“I’ve been doing the same job for almost thirty years.”
The astonishment in the pretty little girl’s eyes was almost amusing. I was just happy to see a different emotion there than the sadness which had surfaced just moments before.
She had been told she could find a piano teacher at my store and came by, her dad and little sister in tow, to see if she could make arrangements to start lessons soon. When I told the eight-year-old youngster our teacher had just retired, she was heartbroken.
I explained that the teacher had been doing the same thing for many years and needed a break. The explanation was not enough to brush aside her profound disappointment. For some reason, perhaps because I’ve been thinking a lot about the passing years in my own chosen profession lately, I mentioned our upcoming anniversary of running the music store in our little town.
Thirty years! It was unfathomable!
In her young brain, doing the same thing for nearly four times the number of years she had been alive couldn’t be imagined. When I told her I was nearly sixty years old, she just shook her head in disbelief.
“You don’t seem that old.” She meant it as a compliment.
I took it as one.
Moments later, as the little family prepared to take their leave, the sweet girl approached me, sticking out her hand to shake mine. I was surprised, but took her tiny hand in mine and gave it a little squeeze.
“My name is Cynthia. This is my sister, Sara (she pronounced it for me a second time—Sah-rah), and you already know my father. I’m happy to meet you.”
Stifling a little laugh, I told her to call me Paul. Satisfied that the formalities had been covered, she followed her dad and sister out the door, still talking as she went.
Cynthia came back to see me today. Her dad had some business to take care of, but she had business with me, as well.
The young lady had been thinking about our conversation yesterday.
“You know, this thing about you being so old? You shouldn’t worry about that. When you die, if you know Jesus, you’ll go to be with Him and you’ll never get any older. Ever again. Forever and ever. That’s how long we’ll live there.”
I thought about hugging her right there in the music store, but that’s not the proper thing for a nearly sixty-year-old man to do with little girls they’ve only just met. I had to be content with thanking her and assuring her that I did indeed, know Jesus.
You know I’m not worried about dying, right?
The tears have been close to the surface for awhile now. I’m not sure why. Maybe I don’t need to know why.
I am keenly aware that time is getting shorter. What once seemed an eternity before old age arrived, along with the specter of death which will naturally follow, has now compressed into only a decade or two.
I know that all around me the reminders of our fragile hold on life in this world are multiplying. Tonight, as I read a friend’s account of his wife’s flight from this world exactly a year ago, I wept. I hardly knew her, but I read of his sadness mixed with hope and I remembered that, in the natural course of things, the days are moving to that unbreakable appointment for all of us.
I remember also, none of us has even the promise of tomorrow. As I hear almost daily of friends who are struggling with diseases which threaten to cut life short, the tears rise again.

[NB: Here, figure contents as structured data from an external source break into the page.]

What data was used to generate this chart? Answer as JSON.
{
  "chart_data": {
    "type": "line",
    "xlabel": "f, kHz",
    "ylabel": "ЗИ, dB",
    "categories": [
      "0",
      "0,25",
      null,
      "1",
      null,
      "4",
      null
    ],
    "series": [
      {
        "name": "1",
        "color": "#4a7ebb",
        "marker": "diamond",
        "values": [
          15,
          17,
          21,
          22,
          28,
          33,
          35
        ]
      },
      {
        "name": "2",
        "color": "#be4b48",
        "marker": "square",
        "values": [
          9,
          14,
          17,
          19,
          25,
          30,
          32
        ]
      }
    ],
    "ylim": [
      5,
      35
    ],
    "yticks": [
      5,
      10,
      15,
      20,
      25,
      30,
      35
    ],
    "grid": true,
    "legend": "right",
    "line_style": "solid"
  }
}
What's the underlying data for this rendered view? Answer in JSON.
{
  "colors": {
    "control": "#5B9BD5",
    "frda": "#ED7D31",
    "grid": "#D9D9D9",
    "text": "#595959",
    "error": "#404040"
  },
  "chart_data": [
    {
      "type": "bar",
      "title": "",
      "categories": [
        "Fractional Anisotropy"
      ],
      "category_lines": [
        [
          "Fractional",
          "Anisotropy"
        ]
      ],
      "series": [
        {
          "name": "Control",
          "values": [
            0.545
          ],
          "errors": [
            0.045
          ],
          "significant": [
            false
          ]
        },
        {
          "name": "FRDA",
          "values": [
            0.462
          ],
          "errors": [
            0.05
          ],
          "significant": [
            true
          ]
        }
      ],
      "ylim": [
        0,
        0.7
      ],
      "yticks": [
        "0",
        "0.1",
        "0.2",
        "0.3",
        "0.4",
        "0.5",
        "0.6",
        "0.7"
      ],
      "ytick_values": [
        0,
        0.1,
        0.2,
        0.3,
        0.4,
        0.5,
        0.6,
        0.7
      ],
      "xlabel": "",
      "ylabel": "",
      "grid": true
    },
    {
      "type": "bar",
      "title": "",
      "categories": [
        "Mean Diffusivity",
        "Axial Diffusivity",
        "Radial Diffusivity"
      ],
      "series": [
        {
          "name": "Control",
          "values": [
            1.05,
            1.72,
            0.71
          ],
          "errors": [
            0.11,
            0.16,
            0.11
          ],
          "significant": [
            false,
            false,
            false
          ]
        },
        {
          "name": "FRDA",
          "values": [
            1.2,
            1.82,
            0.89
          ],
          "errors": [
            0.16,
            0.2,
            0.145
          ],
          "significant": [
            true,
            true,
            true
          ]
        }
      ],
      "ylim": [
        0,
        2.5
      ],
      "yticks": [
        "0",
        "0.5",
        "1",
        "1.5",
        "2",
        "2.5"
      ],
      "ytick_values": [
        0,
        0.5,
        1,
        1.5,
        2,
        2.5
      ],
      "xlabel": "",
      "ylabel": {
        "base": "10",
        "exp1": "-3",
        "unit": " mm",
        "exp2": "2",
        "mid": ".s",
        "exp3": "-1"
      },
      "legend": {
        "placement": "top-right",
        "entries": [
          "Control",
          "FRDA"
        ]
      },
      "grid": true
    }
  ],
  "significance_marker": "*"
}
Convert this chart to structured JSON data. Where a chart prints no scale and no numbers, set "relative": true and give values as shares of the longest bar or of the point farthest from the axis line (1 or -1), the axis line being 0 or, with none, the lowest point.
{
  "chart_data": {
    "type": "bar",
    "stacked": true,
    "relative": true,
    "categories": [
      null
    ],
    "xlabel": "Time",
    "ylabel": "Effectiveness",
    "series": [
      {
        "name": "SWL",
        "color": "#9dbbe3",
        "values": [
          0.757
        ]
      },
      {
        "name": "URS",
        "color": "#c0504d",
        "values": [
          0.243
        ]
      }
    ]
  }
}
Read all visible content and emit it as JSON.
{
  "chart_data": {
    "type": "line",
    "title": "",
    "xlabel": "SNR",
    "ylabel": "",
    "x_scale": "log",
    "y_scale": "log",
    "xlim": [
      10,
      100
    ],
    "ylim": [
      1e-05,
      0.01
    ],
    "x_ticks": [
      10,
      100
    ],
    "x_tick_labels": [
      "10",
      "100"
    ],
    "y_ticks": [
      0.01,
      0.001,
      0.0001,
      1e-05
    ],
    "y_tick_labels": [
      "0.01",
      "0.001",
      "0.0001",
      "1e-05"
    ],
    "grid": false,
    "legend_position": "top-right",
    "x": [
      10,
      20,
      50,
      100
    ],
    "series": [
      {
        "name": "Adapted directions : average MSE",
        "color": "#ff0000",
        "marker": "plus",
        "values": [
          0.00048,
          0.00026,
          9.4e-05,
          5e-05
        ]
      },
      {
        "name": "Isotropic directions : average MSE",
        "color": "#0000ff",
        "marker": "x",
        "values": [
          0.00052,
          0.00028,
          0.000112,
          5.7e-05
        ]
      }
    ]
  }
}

Sadness? Yes, but also the razor-sharp awareness that time is flying past.
What does all this sappiness have to do with a little girl talking about me having one foot in the grave? Not much.
What it does have to do with is the fact she was concerned about this old man enough to ask if I knew Jesus.
A little eight-year-old girl.
When was the last time I shook hands with someone and reminded them that He is the Way, the Truth, and indeed—the Life?
Do I really believe that time is getting short?
This old man has talked enough for one night. Perhaps, we’ll speak of this again soon.
Then again, just a handshake and a question or two might be better.
Time is flying.
…taking advantage of every opportunity, because the days are evil.
(Ephesians 5: 16 ~ NET)
If I should speak then let it be
Of the grace that is greater than all my sin
Of when justice was served and where mercy wins
Of the kindness of Jesus that draws me in
Oh to tell you my story is to tell of Him.